Good way to find memory used by a python program?

  1. My config: Python 3.9, Pycharm CE 2023.3.2, on Windows 10 Pro. I’m using Qt Designer and pyuic6 6.4.2. I’m new to Python and have not yet completed a 70 hour tutorial on Python. (I’m using Python 3.9 for the long tutorial I’m doing. I will upgrade Python later.)
  2. Online/Production config: My eventual config will use Microsoft Azure to make a web app. The virtual machine that will run this will likely have limited memory of 1GB.

My dev machine is a Windows PC with 32GB of RAM. The problem here is one of my tasks includes reading a 12GB 12MB CSV file and I’m concerned I will run out of memory on the Azure production machine with 1GB of memory. I don’t know if it uses paged memory when RAM is used up.

  • How can I find out how much memory my running Python program uses after reading the CSV file?
  • Is Windows Task Manager good enough for this estimate of memory used? Python runs in a cmd.exe box. And I can see the amount of memory used in this cmd.exe box in Windows Task Manager.

Thank you.

Your program doesn’t really use the memory; the Python process (which implements the Python virtual machine, i.e. a bytecode interpreter) does.

It’s not an estimate; it’s authoritative - depending on your definition of “used”. I’m not sure anything more precise is possible. Keep in mind that the operating system will not necessarily reclaim memory just because a program deallocates it. For all the operating system knows, the same process might want to allocate new memory a few microseconds from now. It can’t predict the future, so why should it reclaim the memory if other processes aren’t asking for any?

You can determine the memory usage of individual objects in your code using sys.getsizeof.
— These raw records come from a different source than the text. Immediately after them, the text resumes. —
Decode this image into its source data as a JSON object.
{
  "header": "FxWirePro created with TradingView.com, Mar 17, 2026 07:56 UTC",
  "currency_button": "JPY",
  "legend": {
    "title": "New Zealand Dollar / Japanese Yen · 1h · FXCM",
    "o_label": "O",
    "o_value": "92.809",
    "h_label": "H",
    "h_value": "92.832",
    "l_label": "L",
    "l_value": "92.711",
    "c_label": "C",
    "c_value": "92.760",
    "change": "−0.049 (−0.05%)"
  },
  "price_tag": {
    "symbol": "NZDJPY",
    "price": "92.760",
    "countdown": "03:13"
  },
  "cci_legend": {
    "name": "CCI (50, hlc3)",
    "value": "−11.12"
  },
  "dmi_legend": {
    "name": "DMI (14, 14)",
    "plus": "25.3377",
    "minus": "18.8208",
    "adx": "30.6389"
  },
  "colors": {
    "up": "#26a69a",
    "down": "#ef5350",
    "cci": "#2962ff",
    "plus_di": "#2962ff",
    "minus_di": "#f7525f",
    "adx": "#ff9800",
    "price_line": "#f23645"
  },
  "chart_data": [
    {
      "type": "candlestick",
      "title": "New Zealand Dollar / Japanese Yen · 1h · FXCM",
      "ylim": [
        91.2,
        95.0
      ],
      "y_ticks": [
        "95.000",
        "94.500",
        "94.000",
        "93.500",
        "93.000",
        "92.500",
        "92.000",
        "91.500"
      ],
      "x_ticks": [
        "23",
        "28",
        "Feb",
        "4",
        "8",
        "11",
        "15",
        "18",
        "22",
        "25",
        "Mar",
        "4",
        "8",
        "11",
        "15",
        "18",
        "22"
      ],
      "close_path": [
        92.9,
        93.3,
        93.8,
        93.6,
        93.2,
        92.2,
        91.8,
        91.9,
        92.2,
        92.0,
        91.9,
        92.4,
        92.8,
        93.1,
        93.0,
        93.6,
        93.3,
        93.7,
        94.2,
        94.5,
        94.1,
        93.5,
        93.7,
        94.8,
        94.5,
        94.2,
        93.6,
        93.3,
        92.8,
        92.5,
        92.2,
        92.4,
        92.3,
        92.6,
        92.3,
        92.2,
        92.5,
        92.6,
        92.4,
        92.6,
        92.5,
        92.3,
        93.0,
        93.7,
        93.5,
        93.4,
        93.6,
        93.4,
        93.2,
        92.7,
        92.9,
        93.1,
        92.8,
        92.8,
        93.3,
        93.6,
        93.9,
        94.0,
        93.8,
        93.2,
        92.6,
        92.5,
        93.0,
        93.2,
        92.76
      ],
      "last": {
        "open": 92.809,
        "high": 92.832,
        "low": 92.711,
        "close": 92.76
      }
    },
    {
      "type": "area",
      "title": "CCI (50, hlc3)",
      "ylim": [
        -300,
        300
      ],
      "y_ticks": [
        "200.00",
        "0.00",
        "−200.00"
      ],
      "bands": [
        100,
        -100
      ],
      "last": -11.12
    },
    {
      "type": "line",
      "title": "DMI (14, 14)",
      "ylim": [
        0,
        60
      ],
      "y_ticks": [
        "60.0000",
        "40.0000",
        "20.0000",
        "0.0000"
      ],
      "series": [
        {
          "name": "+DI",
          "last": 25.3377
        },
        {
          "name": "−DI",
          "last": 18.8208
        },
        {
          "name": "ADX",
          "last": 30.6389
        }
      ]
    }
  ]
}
However, this only accounts for the object itself - not for any attributes accessed with . nor items/elements accessed with []. And because of how dynamic Python is, it really couldn’t do those things - those objects could be shared and there’d be no good way to decide how/where to count them, and the attribute/item/element access process can be overridden anyway.

See also:

You should also see python.exe listed separately in the Task Manager, as long as Python is running. The memory used by cmd.exe really is the memory used by cmd.exe - i.e. by the actual program implementing the terminal window, not by anything that you launch from the command line.

If this is the actual thing you need to know, the best way to find out is to try it.

1 Like

I tried it. My CSV file has 102,700 lines and Python read it in less than a second. I didn’t even notice a delay when it did pandas.read_csv(…).

Memory use seemed to go from 50% to 51% and the cmd window disappeared while my program was running in the debugger.

It’s very fast!

Thanks for all your help!

EDIT: Sorry it’s a 12MB CSV file.

Are you sure? That would imply an average line length of over 125,000 characters (well, bytes; but I’m assuming UTF-8 with mostly English text). Maybe it’s actually a 12MB CSV file, and there was never a significant problem (for reasonably modern computers) in the first place? :slight_smile:

Sorry it was a 12MB CSV file. I have such a headache today.